Down here in the cursed Antipodes, we have been observing the stories of the British heatwave with deep skepticism. We shake our heads in disgust as our sun-starved Commonwealth cousins struggle through temperatures over 30ºC. Obviously it’s different when it’s so hot on the British Isles because it’s humid as hell and they have absolutely no infrastructure to deal with it, but still. Let us have this.

Throughout this heatwave, it was reported that Scotland reported its hottest ever day, with the mercury topping out at a positively scorching 33.2°C. A respectable effort! Unfortunately, as the Met Office reports in their official blog, that reading has been discarded as invalid, meaning the record hottest day is still the 9th August 2003, which hit 32.9 °C at Greycrook.

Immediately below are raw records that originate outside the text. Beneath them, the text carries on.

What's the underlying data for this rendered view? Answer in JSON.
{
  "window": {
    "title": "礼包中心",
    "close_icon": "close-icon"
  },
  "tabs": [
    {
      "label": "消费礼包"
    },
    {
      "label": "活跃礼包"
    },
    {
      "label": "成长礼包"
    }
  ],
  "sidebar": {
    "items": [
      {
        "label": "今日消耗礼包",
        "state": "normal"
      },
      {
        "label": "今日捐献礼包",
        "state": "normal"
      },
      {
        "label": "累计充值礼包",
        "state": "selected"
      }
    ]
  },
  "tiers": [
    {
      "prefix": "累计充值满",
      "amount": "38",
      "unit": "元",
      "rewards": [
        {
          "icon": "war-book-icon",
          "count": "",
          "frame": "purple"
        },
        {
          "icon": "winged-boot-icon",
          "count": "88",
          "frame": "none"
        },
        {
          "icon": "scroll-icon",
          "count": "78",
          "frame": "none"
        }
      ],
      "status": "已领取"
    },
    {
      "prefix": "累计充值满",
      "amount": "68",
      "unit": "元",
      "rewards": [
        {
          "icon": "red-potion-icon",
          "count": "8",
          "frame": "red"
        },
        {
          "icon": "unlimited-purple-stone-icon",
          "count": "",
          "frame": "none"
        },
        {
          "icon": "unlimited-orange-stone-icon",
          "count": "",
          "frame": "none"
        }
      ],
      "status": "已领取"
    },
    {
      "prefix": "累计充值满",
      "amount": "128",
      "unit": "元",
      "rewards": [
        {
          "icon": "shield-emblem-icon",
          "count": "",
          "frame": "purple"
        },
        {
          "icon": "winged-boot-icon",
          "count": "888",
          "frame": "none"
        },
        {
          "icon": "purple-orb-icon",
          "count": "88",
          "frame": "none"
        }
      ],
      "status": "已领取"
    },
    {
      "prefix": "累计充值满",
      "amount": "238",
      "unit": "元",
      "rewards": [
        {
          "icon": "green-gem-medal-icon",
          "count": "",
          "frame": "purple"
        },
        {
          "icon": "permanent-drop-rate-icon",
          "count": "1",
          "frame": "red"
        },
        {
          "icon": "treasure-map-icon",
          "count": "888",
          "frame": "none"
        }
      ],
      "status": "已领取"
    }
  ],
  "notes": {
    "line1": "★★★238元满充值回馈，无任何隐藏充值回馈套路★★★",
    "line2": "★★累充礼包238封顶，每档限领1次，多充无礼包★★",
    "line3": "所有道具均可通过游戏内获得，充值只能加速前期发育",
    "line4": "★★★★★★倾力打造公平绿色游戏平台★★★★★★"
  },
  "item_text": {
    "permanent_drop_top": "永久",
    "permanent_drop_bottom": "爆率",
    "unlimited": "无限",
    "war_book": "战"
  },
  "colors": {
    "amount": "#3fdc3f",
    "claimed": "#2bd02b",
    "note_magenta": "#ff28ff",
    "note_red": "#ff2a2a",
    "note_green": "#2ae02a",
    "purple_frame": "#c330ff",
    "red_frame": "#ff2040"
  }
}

Why was the record not valid? Well, it turns out that the thermometer owned by the official weather service might have registered an incorrect temperature reading thanks to a car idling nearby:

Unfortunately in this particular instance we have evidence that a stationary vehicle with its engine running was parked too close to the observing enclosure and the Stevenson screen housing the thermometers during the afternoon of 28th June. Although the measurement appears plausible given the weather conditions that day we cannot rule-out the potential for contamination of the measurement by this non-weather-related factor.

There you go. Kenneth’s parked his fookin Vauxhall too close to the thermometer.

Obviously from the blog post it’s clear that the reading might have actually been valid, but there’s unfortunately no way of knowing just how much the car’s hot engine might have influenced the result. So they’re back to a positively frosty 32.9ºC.